2002 Denver Annual Meeting (October 27-30, 2002)

Paper No. 7
Presentation Time: 2:30 PM

G.K. GILBERT, LAKE BONNEVILLE, AND SCIENCE


OVIATT, Charles G., Geology, Kansas State Univ, 108 Thompson Hall, Manhattan, KS 66506-3201, joviatt@ksu.edu

G.K. Gilbert (1843-1918) was one of the greatest of American geologists. His fundamental education was primarily in Greek, Latin, mathematics, English, and physics, and his geologic education came largely "on the job" (at Ward's Natural Science Establishment, as a volunteer assistant geologist with the Ohio Geological Survey under John Strong Newberry, with the Wheeler Survey West of the 100th Meridian, and with John Wesley Powell and the U.S. Geological Survey). Gilbert's research was far-reaching and influential. Among his many contributions to geology, four of his publications, on the Henry Mountains, Lake Bonneville, hydraulic mining debris in California, and Basin and Range structure, are considered to be classics of geologic literature.

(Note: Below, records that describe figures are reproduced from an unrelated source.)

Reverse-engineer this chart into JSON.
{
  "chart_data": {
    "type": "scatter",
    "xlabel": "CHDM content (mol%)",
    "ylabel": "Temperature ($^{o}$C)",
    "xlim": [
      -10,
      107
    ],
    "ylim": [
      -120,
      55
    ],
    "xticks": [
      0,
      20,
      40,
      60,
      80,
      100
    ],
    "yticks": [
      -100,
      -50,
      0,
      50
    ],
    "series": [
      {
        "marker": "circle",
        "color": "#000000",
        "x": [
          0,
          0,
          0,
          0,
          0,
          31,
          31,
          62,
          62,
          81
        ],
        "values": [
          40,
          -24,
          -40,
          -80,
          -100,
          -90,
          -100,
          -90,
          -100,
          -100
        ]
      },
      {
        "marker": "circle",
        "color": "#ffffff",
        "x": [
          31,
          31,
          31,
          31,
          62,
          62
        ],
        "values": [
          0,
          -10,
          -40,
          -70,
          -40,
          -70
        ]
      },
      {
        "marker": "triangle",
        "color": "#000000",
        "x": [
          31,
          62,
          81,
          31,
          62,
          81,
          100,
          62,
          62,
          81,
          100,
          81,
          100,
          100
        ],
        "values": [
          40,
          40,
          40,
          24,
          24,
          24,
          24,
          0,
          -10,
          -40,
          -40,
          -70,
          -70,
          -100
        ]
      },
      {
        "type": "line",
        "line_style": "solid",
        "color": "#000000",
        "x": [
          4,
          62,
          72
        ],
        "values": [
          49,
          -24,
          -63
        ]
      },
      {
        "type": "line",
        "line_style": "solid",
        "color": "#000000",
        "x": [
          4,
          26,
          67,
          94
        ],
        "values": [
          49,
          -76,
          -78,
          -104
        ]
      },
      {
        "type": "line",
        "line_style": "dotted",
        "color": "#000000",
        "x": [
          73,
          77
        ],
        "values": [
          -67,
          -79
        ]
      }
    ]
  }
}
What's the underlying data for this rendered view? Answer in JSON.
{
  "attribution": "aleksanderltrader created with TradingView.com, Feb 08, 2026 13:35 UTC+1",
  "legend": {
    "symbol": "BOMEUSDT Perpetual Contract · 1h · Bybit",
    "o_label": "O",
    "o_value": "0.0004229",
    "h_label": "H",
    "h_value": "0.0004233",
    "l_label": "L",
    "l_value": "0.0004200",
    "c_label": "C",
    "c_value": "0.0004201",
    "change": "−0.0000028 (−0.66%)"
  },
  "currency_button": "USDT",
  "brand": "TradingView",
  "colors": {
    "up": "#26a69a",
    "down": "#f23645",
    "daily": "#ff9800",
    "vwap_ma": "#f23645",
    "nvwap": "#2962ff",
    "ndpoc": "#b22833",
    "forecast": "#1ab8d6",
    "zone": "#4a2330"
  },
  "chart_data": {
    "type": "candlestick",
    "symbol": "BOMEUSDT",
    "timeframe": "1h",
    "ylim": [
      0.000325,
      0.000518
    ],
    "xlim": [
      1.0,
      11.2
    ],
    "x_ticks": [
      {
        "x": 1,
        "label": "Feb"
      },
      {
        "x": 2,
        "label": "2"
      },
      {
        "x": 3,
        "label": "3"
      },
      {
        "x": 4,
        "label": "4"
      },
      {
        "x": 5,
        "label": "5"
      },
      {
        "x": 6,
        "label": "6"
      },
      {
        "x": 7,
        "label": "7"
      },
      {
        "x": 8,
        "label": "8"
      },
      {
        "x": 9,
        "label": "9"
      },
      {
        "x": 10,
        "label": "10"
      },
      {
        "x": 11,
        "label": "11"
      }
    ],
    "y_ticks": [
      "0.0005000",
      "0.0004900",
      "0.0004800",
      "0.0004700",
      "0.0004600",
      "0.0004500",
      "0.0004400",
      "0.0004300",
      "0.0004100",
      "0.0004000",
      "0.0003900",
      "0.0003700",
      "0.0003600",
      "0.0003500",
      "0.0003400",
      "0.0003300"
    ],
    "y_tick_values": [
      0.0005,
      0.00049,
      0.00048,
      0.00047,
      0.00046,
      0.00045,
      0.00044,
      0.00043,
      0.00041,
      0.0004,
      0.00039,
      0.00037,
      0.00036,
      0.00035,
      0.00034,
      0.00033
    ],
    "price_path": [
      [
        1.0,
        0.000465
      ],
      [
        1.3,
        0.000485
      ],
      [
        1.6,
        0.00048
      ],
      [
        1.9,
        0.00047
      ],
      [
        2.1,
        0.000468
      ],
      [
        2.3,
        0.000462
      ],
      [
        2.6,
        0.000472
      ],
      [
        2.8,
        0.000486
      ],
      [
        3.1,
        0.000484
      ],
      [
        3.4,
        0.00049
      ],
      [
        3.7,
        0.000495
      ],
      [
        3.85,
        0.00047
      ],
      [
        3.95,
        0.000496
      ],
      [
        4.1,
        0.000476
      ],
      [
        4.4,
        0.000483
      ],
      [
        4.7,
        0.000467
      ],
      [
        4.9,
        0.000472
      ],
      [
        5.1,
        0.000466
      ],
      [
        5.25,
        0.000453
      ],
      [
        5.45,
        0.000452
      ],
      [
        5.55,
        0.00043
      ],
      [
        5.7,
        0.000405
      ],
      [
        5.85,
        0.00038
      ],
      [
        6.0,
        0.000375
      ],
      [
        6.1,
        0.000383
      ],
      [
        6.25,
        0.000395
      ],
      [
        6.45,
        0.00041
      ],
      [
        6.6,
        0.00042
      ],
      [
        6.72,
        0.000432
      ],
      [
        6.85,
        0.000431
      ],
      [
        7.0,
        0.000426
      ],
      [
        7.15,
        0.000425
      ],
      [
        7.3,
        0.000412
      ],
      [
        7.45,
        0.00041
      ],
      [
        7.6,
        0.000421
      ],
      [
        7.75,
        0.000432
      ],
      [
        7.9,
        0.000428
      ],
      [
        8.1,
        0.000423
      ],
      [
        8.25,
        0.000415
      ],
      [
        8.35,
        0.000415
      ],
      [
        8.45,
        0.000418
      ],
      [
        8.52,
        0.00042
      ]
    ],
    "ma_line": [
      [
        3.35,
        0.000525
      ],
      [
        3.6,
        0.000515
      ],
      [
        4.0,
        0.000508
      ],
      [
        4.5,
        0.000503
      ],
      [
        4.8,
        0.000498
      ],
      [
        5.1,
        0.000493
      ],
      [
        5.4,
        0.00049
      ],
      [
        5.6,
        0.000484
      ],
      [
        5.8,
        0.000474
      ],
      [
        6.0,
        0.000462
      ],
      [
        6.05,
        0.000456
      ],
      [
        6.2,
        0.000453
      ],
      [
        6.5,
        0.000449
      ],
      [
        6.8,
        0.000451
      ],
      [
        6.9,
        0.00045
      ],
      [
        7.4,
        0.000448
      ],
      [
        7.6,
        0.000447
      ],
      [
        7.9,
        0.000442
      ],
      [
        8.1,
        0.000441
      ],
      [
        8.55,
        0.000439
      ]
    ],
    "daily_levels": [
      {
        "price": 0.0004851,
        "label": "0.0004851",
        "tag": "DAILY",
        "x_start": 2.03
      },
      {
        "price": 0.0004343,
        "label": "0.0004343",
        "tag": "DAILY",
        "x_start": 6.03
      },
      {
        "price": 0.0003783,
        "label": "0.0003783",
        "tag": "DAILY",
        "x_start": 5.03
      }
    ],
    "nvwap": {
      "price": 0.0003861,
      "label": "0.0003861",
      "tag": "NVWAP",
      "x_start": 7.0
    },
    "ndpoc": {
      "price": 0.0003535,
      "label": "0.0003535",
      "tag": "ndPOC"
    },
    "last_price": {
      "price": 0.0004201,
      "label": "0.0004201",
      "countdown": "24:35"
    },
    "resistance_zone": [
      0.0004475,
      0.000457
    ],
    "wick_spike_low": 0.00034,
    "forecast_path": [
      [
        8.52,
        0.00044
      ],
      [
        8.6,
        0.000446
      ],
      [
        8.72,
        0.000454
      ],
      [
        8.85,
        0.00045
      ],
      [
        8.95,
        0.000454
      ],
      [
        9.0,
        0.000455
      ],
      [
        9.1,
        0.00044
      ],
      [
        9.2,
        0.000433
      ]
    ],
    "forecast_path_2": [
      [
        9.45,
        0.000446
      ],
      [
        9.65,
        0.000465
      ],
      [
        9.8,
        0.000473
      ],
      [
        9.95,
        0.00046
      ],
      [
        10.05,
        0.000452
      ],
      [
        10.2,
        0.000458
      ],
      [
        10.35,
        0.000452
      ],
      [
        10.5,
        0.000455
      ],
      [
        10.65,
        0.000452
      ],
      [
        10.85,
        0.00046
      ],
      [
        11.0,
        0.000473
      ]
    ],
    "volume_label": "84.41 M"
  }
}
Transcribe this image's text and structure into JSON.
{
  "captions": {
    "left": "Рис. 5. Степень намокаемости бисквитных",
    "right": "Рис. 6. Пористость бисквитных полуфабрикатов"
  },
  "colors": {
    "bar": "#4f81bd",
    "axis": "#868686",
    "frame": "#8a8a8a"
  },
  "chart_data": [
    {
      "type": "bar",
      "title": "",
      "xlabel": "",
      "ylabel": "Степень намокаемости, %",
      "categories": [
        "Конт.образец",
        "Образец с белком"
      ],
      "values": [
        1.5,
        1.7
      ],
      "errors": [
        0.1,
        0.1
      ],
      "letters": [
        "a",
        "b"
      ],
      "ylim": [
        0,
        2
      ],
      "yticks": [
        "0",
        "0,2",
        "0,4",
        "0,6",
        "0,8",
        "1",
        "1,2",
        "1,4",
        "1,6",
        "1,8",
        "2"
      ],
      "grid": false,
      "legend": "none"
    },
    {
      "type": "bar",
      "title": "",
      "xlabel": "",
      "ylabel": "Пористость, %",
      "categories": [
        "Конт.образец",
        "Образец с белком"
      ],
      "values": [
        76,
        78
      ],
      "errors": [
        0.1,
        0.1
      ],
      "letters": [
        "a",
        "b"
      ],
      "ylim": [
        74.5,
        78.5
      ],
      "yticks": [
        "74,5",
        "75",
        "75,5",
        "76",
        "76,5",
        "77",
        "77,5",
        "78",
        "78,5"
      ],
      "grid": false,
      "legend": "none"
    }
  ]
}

Gilbert began working in the Great Salt Lake region in the early 1870s, but "Lake Bonneville" was not published in complete form until 1890 (as USGS Monograph 1). As others have noted, "Lake Bonneville" is truly a masterpiece, and is far more than a report of investigations. "Lake Bonneville" includes chapters on lacustrine shorezone processes and geomorphology, the shoreline and sedimentary records of Lake Bonneville, volcanic eruptions in the basin, the history of the Bonneville basin, and Lake Bonneville and diastrophism, among other topics. The monograph is comprehensive, but more importantly it is a clear expression of Gilbert's view of the nature of scientific inquiry -- that explanatory hypotheses come from analogies and that multiple hypotheses should be tested and rejected or accepted based on available observations. He also believed that all scientific conclusions are tentative. If we follow his example, we find that the most valuable and enduring legacy of Gilbert's Lake Bonneville work is not that he "got it all right," but that he showed us how to ask the right questions and search for meaningful answers, and that when more observations become available, the questions we ask and the answers we find will probably change. Gilbert's straight-forward writing style mirrored and complemented his science by demonstrating his honesty and avoidance of egotism.